Fra le bizzarrie, imprevedibili appunto, dell’attuale paesaggio governativo, sta l’analogia fra la figura di Draghi, onusto di successo e prestigio europeo, e di Enrico Letta, richiamato da un molto dignitoso autoesilio francese impreziosito da un incarico anch’esso prestigioso. Ambedue sono stati invitati a soccorrere la barca che faceva acqua, quella del governo per Draghi, quella del principale partito storico del centrosinistra per Letta. L’analogia, fatte le proporzioni, delle circostanze, si combina con l’affinità personale dei due e la comune impronta per eccellenza europeista.
Quella che sarebbe apparsa come una fantasiosa combinazione ideale fra due leader fortemente consentanei, e con una differenza di generazione appropriata ai rispettivi ruoli (maschi ambedue certo, ma nessuno è perfetto) è emersa, “imprevedibilmente”, attraverso una situazione di necessità. Superata una fase di maggioranza eterogenea e resa particolarmente fastidiosa dalla spregiudicatezza di Salvini, che non esita ad azzannare i polpacci di Giorgetti, la prospettiva favorita del governo di Draghi e del Pd di Letta è quella di una maggioranza sgombrata dalla Lega (altri pezzi di centrodestra, Forza Italia specialmente, potranno andare di qua o di là secondo convenienze soprattutto personali; e ai 5 Stelle provvederà il capriccio, essendo probabile che Beppe Grillo finisca sommerso dai fischi dei suoi miracolati).

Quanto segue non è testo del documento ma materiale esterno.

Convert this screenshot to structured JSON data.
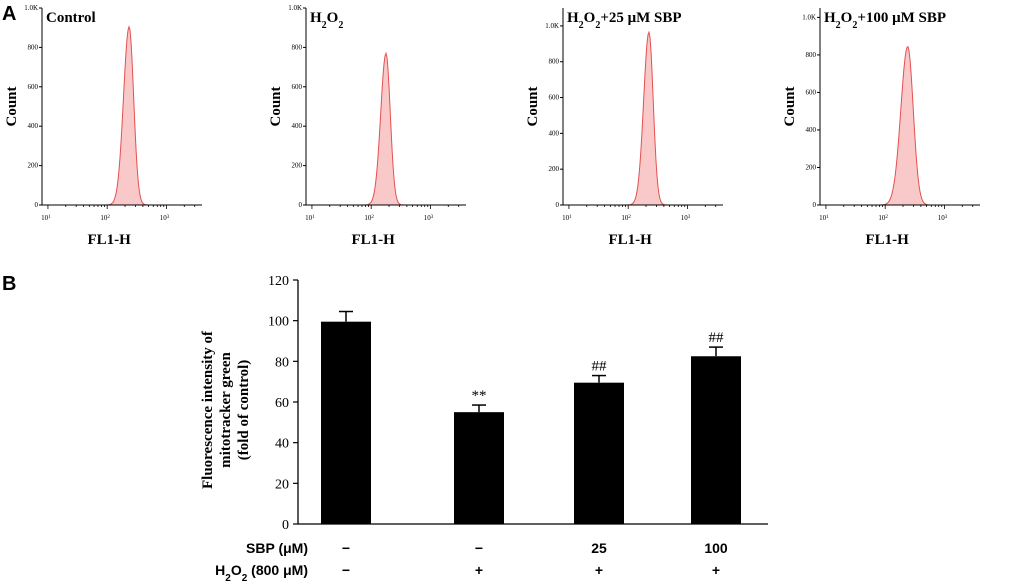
{
  "panel_a_letter": "A",
  "panel_b_letter": "B",
  "chart_data": [
    {
      "type": "area",
      "title": "Control",
      "title_parts": [
        "Control"
      ],
      "xlabel": "FL1-H",
      "ylabel": "Count",
      "x_scale": "log",
      "x_ticks": [
        "10",
        "10",
        "10"
      ],
      "x_tick_exps": [
        "1",
        "2",
        "3"
      ],
      "xlim_exp": [
        0.9,
        3.6
      ],
      "ylim": [
        0,
        1000
      ],
      "y_ticks": [
        "1.0K",
        "800",
        "600",
        "400",
        "200",
        "0"
      ],
      "peak_log10": 2.37,
      "peak_count": 905,
      "width_log10": 0.09,
      "fill_color": "#f9c9c9",
      "line_color": "#e45050"
    },
    {
      "type": "area",
      "title": "H2O2",
      "title_parts": [
        "H",
        "2",
        "O",
        "2"
      ],
      "xlabel": "FL1-H",
      "ylabel": "Count",
      "x_scale": "log",
      "x_ticks": [
        "10",
        "10",
        "10"
      ],
      "x_tick_exps": [
        "1",
        "2",
        "3"
      ],
      "xlim_exp": [
        0.9,
        3.6
      ],
      "ylim": [
        0,
        1000
      ],
      "y_ticks": [
        "1.0K",
        "800",
        "600",
        "400",
        "200",
        "0"
      ],
      "peak_log10": 2.25,
      "peak_count": 770,
      "width_log10": 0.085,
      "fill_color": "#f9c9c9",
      "line_color": "#e45050"
    },
    {
      "type": "area",
      "title": "H2O2+25 μM SBP",
      "title_parts": [
        "H",
        "2",
        "O",
        "2",
        "+25 μM SBP"
      ],
      "xlabel": "FL1-H",
      "ylabel": "Count",
      "x_scale": "log",
      "x_ticks": [
        "10",
        "10",
        "10"
      ],
      "x_tick_exps": [
        "1",
        "2",
        "3"
      ],
      "xlim_exp": [
        0.9,
        3.6
      ],
      "ylim": [
        0,
        1100
      ],
      "y_ticks": [
        "1.0K",
        "800",
        "600",
        "400",
        "200",
        "0"
      ],
      "peak_log10": 2.35,
      "peak_count": 965,
      "width_log10": 0.085,
      "fill_color": "#f9c9c9",
      "line_color": "#e45050"
    },
    {
      "type": "area",
      "title": "H2O2+100 μM SBP",
      "title_parts": [
        "H",
        "2",
        "O",
        "2",
        "+100 μM SBP"
      ],
      "xlabel": "FL1-H",
      "ylabel": "Count",
      "x_scale": "log",
      "x_ticks": [
        "10",
        "10",
        "10"
      ],
      "x_tick_exps": [
        "1",
        "2",
        "3"
      ],
      "xlim_exp": [
        0.9,
        3.6
      ],
      "ylim": [
        0,
        1050
      ],
      "y_ticks": [
        "1.0K",
        "800",
        "600",
        "400",
        "200",
        "0"
      ],
      "peak_log10": 2.38,
      "peak_count": 845,
      "width_log10": 0.11,
      "fill_color": "#f9c9c9",
      "line_color": "#e45050"
    },
    {
      "type": "bar",
      "ylabel_lines": [
        "Fluorescence intensity of",
        "mitotracker green",
        "(fold of control)"
      ],
      "ylim": [
        0,
        120
      ],
      "y_ticks": [
        0,
        20,
        40,
        60,
        80,
        100,
        120
      ],
      "values": [
        99.5,
        55,
        69.5,
        82.5
      ],
      "errors": [
        5,
        3.5,
        3.5,
        4.5
      ],
      "annotations": [
        "",
        "**",
        "##",
        "##"
      ],
      "bar_color": "#000000",
      "conditions": [
        {
          "label": "SBP (μM)",
          "values": [
            "−",
            "−",
            "25",
            "100"
          ]
        },
        {
          "label_parts": [
            "H",
            "2",
            "O",
            "2",
            " (800 μM)"
          ],
          "label": "H2O2 (800 μM)",
          "values": [
            "−",
            "+",
            "+",
            "+"
          ]
        }
      ]
    }
  ]
}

Ma questo sviluppo, nel quale sembrano convergere per interessi opposti sia la Lega che il Pd, e un governo per il quale l’appoggio della Lega è una zavorra provvisoria e quello del Pd coi 5 Stelle e i gruppi minori di sinistra ed ecologisti è il retroterra naturale, trova almeno un intralcio nella scadenza intermedia – meno di un anno, febbraio 2022 – dell’elezione presidenziale. Un’altra circostanza singolare dell’imprevisto governo vigente sta nella presenza dei due più quotati candidati a succedere a Sergio Mattarella: Mario Draghi e Marta Cartabia. Singolare e, a priori, apprezzabile: perché se i due avessero avuto in cima alle proprie aspirazioni il Quirinale, avrebbero mostrato una notevole audacia accettando di passare per incarichi rischiosissimi per la rispettiva popolarità, come un governo ibrido e un ministero della Giustizia nella débacle della magistratura e delle fazioni politiche annesse. Il problema resta comunque aperto. Le scelte che il governo e i suoi ministri andranno compiendo di qui a un anno sono destinate a influire sull’elezione presidenziale, e saranno tanto più nette quanto meno si regoleranno sui voti necessari per essere eletti, se non altro dalla quarta votazione.
Detto questo: largo agli imprevisti.